Our Care360® EHR product allows physicians to generate a complete record of a clinical patient encounter,
automates and streamlines the clinician's workflow, and allows for rapid deployment and implementation with minimal
workflow disruption. The solution allows doctors to electronically create, manage and distribute patient encounter notes,
including vital signs and progress notes. It captures lab and radiology results, provides clinical decision support tools and
allows doctors to send secure messages and clinical information to other practitioners and secure, Web-based laboratory results
to their patients' personal health records.

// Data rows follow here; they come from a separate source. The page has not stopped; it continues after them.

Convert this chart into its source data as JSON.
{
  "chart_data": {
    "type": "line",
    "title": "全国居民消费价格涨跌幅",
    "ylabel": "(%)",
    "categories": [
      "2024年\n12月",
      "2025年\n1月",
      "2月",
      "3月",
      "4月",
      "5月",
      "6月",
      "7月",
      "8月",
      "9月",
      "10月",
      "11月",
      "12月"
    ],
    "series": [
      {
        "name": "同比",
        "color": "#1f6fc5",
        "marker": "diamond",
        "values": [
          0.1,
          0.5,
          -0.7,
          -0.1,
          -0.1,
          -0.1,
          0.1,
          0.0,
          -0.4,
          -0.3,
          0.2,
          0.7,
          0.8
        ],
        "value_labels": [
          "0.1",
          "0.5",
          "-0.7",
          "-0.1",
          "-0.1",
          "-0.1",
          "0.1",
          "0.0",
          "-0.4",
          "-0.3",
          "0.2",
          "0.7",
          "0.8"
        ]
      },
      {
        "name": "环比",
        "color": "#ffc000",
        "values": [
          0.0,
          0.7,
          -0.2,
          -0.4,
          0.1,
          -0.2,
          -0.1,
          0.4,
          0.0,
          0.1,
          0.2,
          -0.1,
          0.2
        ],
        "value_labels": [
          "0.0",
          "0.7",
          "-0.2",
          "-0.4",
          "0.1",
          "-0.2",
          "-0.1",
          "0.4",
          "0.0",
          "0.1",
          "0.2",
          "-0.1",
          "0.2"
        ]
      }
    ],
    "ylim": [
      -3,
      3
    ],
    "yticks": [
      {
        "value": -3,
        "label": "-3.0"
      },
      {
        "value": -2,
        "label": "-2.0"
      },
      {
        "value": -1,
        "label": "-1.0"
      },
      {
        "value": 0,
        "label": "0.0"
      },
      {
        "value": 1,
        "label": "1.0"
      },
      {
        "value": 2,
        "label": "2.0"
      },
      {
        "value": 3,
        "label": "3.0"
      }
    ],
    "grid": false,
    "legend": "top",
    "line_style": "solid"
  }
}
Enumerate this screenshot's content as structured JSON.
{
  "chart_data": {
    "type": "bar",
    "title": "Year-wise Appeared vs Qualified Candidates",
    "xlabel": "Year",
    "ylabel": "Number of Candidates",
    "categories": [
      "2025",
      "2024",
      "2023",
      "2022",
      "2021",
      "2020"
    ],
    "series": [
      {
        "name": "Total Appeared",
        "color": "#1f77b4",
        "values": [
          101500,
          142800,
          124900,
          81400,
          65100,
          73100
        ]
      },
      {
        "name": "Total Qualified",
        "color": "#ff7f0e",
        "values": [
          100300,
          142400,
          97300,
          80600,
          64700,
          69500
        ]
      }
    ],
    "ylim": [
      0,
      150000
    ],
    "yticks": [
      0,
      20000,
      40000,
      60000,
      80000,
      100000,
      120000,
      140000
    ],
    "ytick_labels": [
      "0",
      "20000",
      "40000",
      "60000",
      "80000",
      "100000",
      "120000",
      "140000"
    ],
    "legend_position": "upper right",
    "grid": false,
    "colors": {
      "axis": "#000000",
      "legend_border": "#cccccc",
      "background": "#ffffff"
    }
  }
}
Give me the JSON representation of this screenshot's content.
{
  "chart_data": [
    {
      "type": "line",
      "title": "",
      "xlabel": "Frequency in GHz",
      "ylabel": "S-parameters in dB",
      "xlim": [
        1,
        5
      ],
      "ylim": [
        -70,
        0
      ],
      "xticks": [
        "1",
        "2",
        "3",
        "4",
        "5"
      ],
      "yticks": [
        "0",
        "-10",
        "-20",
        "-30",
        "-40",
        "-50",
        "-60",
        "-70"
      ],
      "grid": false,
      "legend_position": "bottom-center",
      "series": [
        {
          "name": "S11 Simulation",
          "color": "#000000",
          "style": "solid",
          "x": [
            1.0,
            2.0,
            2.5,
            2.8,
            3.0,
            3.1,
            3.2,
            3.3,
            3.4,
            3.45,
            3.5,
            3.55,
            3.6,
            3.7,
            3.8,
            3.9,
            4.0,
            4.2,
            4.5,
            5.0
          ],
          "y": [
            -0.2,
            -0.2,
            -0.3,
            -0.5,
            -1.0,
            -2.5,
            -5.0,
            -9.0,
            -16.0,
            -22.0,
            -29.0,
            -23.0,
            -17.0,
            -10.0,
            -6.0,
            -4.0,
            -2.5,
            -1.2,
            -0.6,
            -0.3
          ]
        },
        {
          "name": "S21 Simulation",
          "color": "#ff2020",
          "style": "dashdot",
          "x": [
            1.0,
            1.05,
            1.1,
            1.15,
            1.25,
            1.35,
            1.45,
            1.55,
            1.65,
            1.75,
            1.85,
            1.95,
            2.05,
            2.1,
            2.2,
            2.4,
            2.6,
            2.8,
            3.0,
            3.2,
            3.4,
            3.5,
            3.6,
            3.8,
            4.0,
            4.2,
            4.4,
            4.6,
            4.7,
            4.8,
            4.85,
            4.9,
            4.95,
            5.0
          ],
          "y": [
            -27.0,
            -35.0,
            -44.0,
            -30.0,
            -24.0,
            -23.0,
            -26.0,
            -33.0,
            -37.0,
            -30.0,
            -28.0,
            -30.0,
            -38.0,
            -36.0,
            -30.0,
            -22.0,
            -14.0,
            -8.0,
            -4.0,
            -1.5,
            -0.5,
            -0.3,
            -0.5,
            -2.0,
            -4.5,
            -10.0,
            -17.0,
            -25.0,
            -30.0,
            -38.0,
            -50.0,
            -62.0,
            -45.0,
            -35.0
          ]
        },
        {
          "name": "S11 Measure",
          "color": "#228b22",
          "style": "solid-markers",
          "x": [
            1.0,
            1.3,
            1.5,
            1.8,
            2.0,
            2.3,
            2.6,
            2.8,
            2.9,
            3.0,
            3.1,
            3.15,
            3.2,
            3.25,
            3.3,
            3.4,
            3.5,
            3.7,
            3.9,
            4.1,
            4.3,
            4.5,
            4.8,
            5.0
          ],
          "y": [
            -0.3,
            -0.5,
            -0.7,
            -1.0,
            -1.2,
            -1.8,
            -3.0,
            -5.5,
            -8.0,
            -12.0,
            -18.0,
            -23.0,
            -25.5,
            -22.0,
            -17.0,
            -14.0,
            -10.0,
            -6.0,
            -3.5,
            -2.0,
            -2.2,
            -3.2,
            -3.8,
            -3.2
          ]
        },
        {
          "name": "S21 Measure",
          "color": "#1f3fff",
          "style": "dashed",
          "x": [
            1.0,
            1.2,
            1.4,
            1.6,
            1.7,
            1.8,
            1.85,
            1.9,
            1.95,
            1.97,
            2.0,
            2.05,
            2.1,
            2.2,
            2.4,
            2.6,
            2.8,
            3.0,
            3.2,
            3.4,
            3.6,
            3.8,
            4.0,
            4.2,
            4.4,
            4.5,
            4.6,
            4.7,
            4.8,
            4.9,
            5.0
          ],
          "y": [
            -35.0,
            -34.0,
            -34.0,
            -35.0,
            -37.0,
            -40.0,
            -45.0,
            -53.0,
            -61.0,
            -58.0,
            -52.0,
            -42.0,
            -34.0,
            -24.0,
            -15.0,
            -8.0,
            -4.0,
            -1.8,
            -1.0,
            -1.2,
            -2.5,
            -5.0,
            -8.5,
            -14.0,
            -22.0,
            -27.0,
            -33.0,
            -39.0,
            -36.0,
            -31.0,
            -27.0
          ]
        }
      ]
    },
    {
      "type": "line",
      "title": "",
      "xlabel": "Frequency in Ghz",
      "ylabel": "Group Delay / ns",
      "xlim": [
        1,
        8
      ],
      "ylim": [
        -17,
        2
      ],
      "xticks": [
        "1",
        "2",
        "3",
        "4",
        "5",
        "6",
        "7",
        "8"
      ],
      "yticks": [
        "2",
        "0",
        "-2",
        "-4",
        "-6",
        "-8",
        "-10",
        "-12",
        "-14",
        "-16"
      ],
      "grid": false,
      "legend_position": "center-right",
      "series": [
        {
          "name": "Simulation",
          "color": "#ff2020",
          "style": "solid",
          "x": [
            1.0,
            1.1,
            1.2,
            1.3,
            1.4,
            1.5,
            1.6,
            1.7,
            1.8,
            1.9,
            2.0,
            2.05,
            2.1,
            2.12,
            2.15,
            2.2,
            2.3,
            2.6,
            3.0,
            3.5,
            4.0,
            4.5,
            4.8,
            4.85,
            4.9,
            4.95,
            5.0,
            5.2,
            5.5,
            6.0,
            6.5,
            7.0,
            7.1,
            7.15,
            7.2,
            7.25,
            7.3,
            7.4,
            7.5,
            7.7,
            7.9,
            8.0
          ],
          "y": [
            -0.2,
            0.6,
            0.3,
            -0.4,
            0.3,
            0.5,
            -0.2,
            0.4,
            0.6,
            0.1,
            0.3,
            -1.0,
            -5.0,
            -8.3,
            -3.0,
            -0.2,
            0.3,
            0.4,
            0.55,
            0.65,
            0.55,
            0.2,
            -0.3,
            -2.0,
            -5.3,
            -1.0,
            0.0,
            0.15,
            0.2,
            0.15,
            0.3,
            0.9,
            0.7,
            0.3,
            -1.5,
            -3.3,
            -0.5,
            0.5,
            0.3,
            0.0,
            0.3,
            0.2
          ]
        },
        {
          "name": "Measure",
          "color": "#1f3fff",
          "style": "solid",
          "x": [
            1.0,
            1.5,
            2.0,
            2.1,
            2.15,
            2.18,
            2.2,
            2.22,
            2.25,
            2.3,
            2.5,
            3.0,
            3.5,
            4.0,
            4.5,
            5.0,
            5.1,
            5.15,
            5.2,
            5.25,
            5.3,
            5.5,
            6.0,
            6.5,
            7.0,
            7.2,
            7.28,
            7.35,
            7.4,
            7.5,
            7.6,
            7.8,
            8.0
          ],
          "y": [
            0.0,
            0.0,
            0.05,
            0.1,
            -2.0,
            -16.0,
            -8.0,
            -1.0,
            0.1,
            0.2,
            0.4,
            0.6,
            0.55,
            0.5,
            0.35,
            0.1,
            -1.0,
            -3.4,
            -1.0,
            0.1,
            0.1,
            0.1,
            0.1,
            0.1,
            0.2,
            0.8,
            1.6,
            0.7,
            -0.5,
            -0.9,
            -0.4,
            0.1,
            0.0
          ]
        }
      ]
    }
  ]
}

ChartMaxx® is our electronic document management system for hospitals. Clients have contracted for its use at over
185 sites nationwide.
Non-Commercial, Development State Drug Assets
As a result of its 2011 acquisition of Celera, the Company also has an interest in non-commercial, development state drug
assets. The Company is evaluating options with respect to these interests.
We have an agreement with Merck & Co., Inc. ("Merck") under which Merck has a license to our intellectual property for
the development of, among other things, small molecule inhibitors of cathepsin K. This agreement was entered into by a
predecessor of Celera that Celera acquired in November 2001. Under the agreement, we are entitled to receive future milestone
payments based on development progress for each potential product under the agreement. We are also entitled to receive single
digit royalty payments from the sale of drugs, if any, resulting from the program. This drug development program entered
Phase III clinical trials in September 2007 and Merck has disclosed its intent to file a New Drug Application in 2014. We do
not control the development activities conducted by Merck. Merck may not successfully develop or commercialize any
compounds covered by the agreement and may not obtain needed regulatory approvals, and we may not receive any further
payments under this agreement.
The Company may be entitled to milestone payments associated with the small molecule drug discovery and
development programs sold by Celera to Pharmacyclics, Inc. in 2006. These programs are for the treatment of cancer and other
diseases, including programs that target histone deactylase, Factor VIIa, and B cell tyrosine kinases involved in immune
function. In addition, we will be entitled to royalty payments in the single digits based on annual sales of any drugs, other than
ibrutinib, commercialized from the three programs, if any. We have not received any royalty payments related to these
programs. In 2013, we sold the rights to royalties in respect of ibrutinib, a drug candidate that is an inhibitor of the enzyme
Bruton's tyrosine kinase, for $485 million. In late 2013, the FDA announced approval of ibrutinib to treat patients with mantle
cell lymphoma.
We have no direct control over the amount or timing of resources devoted to any of these programs. The programs may
never meet the specified milestones or the programs may be terminated, and therefore may never generate milestone payments.
Also, even if some milestones are met, there is no assurance that these programs will result in any product sales that would
generate royalty payments to us.
Our small molecule program agreements will remain in effect for as long as any royalties are payable under the
respective agreements. The obligation to pay royalties generally coincides with the life of the underlying patents. Each of the
third parties with which we have agreements are required to use commercially reasonable efforts to develop a therapeutic
product and to pay us amounts due under the terms of the agreements, including milestone and/or royalty payments, promptly
after the amounts become payable. These agreements generally are terminable upon an uncured material breach of the
agreement by either party. In addition, Merck may terminate its agreement with us for any reason upon advance written notice,
but would lose its license from us and would not be able to commercialize any product under the license.